A dentist in Kingston, Ontario, is working with Kingston, Frontenac and Lennox & Addington (KFL&A) Public Health to contact patients about a potential risk of bloodborne infection. Patients of Dr. K. Luco Dentistry Professional Corporation who received treatment between January 1, 2010, and January 16, 2019, are advised to discuss testing for bloodborne infections, specifically hepatitis B, hepatitis C, and HIV, with their healthcare provider.
On January 15, 2019, KFL&A Public Health received a complaint from a member of the public about infection prevention and control practices at the practice. The agency investigated the complaint on January 16 and found that there were times when proper cleaning and proper sterilization of dental instruments did not occur. Improperly cleaned and improperly sterilized instruments can spread infectious disease such as hepatitis B, hepatitis C, and HIV.
KFL&A Public Health is not aware of any cases of hepatitis B, hepatitis C, or HIV transmission at the dental clinic and believes the risk of infection at the clinic is low.
“While the risk of infection at this clinic is believed to be low, the risk to an individual patient depends on the frequency and type of procedures that were performed. As such, KFL&A Public Health recommends that all patients who had a procedure at this dental clinic during the above noted dates make an appointment with their healthcare provider to discuss testing,” said Dr. Kieran Moore, medical officer of health, KFL&A Public Health.
Immediately following the inspection, KFL&A Public Health issued an order to close the clinic and provided it with a list of requirements for compliance as per the Provincial Infectious Diseases Advisory Committee (PIDAC) standards. After the final inspection on February 4, 2019, KFL&A Public Health said the clinic met PIDAC standards and lifted its closure order. KFL&A Public Health then mailed letters to patients on Tuesday, February 12.

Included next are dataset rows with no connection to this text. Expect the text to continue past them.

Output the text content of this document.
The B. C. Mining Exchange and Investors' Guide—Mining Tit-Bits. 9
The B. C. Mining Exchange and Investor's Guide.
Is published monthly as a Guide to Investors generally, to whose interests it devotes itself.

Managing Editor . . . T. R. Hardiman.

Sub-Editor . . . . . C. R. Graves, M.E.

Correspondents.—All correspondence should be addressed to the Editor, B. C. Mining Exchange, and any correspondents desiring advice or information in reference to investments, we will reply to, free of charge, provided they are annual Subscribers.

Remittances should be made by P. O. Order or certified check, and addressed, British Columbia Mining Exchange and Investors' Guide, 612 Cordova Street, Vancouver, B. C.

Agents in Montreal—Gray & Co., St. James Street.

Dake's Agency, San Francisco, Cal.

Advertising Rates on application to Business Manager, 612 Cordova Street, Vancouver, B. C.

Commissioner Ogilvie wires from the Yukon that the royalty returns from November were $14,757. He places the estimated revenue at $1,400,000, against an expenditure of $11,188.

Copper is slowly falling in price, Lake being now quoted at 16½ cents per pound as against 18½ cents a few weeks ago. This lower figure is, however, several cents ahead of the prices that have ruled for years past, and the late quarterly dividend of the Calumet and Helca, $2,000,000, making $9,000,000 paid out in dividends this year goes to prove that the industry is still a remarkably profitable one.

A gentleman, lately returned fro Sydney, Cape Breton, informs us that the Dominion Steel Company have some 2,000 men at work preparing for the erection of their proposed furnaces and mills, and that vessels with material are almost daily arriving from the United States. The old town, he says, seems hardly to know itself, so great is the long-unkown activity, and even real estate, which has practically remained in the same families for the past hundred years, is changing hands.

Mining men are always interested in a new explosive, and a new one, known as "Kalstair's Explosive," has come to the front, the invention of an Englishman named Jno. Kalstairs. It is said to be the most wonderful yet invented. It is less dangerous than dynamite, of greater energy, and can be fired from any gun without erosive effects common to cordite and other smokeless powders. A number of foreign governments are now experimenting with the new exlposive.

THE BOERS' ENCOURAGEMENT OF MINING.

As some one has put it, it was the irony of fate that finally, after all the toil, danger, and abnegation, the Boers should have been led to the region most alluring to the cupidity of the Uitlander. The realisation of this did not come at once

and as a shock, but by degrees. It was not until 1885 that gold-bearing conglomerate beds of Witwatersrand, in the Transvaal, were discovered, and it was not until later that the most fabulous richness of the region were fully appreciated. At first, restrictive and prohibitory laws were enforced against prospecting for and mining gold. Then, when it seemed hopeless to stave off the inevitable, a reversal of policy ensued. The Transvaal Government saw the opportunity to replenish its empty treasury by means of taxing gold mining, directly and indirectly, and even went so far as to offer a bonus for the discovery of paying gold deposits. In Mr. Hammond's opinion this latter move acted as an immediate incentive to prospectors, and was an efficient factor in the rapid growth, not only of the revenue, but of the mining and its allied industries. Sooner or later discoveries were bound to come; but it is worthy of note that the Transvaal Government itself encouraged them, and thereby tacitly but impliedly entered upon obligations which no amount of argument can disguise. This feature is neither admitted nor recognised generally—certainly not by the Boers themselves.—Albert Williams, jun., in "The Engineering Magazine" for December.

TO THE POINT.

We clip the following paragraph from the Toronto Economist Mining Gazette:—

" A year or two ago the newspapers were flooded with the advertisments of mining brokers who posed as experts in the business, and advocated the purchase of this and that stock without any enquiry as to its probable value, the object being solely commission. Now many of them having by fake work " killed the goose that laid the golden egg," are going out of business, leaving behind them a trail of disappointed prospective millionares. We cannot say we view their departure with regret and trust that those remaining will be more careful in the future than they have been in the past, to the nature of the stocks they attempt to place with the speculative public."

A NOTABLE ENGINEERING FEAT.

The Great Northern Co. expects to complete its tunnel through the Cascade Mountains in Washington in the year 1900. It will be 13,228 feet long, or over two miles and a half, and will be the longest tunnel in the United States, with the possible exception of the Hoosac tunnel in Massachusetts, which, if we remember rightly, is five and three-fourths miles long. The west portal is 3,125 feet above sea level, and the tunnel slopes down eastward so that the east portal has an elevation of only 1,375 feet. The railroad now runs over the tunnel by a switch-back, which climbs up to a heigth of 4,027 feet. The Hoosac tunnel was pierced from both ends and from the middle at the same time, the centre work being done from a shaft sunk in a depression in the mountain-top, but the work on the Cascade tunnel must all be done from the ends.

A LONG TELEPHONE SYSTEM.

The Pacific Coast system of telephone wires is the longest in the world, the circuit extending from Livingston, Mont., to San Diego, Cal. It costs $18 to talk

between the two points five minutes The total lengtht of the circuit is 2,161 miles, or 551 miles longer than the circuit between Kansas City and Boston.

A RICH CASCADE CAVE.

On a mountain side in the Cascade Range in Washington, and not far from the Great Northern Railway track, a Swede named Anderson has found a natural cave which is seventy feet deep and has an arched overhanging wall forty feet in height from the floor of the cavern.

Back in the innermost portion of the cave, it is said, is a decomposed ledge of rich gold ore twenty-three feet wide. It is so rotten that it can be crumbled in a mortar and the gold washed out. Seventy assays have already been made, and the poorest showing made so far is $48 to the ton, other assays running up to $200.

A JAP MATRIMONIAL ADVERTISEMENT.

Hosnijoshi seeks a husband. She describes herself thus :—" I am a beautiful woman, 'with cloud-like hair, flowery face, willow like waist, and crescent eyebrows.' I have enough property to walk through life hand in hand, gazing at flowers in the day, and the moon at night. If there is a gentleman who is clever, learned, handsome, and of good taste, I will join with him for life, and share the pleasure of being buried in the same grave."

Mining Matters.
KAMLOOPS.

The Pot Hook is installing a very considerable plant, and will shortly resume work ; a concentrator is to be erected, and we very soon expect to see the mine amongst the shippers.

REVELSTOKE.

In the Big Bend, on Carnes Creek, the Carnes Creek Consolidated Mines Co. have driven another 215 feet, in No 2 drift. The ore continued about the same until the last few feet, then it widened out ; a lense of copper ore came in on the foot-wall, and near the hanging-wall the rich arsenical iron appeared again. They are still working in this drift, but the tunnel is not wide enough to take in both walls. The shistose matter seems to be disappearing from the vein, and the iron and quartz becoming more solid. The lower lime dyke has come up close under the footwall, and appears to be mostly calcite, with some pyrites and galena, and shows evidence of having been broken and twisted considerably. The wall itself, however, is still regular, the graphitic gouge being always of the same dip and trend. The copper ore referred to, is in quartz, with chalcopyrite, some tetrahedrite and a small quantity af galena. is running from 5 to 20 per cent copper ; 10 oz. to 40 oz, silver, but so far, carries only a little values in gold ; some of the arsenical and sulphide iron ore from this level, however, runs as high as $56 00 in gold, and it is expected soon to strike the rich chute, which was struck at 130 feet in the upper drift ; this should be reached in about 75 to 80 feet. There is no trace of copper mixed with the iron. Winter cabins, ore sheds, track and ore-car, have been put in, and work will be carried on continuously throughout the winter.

The list of patients who have been mailed a letter is based on patient contact information provided to KFL&A Public Health by the dental clinic. Patients during the specified time period who have not received a letter are advised to visit kflaph.ca/ipaclapse to download and print the letter, a laboratory requisition, and a letter for their healthcare providers. More information about the lapse and its potential infections also is available at that website.